Der Bedarf an sozialpädagogischer Beratung in der Schule wird wachsen. Mehrfach wurde Teamfähigkeit und interdisziplinäres Arbeiten der Lehrerinnen und Lehrer als wichtige Voraussetzungen genannt. Der Umgang mit neuen Medien sollte fester Bestandteil der Lehrerausbildung sein. In Fortbildungsveranstaltungen sollten verstärkt medienpädagogische Kenntnisse vermittelt werden, wobei der Anteil schulinterner Fortbildung deutlich wachsen müsste.

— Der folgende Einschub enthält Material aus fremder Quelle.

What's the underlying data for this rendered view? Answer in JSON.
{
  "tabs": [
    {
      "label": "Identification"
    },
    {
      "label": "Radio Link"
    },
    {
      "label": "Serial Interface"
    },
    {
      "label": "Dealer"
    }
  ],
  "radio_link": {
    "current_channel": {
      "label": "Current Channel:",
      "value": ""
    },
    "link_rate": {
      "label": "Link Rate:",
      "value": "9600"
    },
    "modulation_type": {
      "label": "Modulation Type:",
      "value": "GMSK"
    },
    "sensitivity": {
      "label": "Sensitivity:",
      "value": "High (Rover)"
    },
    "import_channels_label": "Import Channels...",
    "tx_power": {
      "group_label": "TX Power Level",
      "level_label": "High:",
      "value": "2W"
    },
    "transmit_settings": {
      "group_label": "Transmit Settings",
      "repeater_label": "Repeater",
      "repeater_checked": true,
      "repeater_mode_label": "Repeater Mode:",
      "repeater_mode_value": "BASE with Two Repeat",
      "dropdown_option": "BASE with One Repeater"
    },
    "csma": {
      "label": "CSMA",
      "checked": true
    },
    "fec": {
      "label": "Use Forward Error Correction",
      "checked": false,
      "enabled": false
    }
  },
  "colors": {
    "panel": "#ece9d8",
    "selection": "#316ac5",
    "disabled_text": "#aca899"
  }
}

In solchen Fortbildungsveranstaltungen sollte es vor allem um folgende Kompetenzen gehen:

  • Erkennen individueller Lernprobleme der Schüler
  • zielgerichtete Auswahl und Nutzung der Medien
  • Sichere Bedienung von Standardsoftware
  • Kritische Informationsauswahl
  • Überprüfung des Wahrheitsgehalts von Informationen
  • Effizientes Suchen und Recherchieren mit dem PC
  • Kenntnis und Beherrschung von Präsentationstechniken
  • Sichere Anwendung fachspezifischer Software
  • Auswahl geeigneter Medien für die jeweiligen Lehrinhalte
  • Kenntnisse über Mediennutzung von Jugendlichen
  • Förderung der Konzentrationsfähigkeit der Schüler
  • Fähigkeit zur Binnendifferenzierung
  • Moderationsfähigkeiten
  • Fähigkeiten zur Lernberatung
  • Entwicklung von Bewertungsverfahren für die mit neuen Medien erbrachten Leistungen
  • Fähigkeiten zum Methodentraining
  • gute Kenntnisse der englischen Sprache
  • Kenntnisse über psychologische Grundlagen des Lernens mit Medien
  • Erkennen und Beheben einfacher technischer Störungen von neuen Medien
  • Fähigkeiten zu Pädagogischer Diagnostik

Da Grundkenntnisse in Informatik von den Lehrerinnen und Lehrer mit geringer Bedeutung eingestuft wurden, kann angenommen werden, dass die neuen Medien stärker anwendungsbezogen genutzt werden.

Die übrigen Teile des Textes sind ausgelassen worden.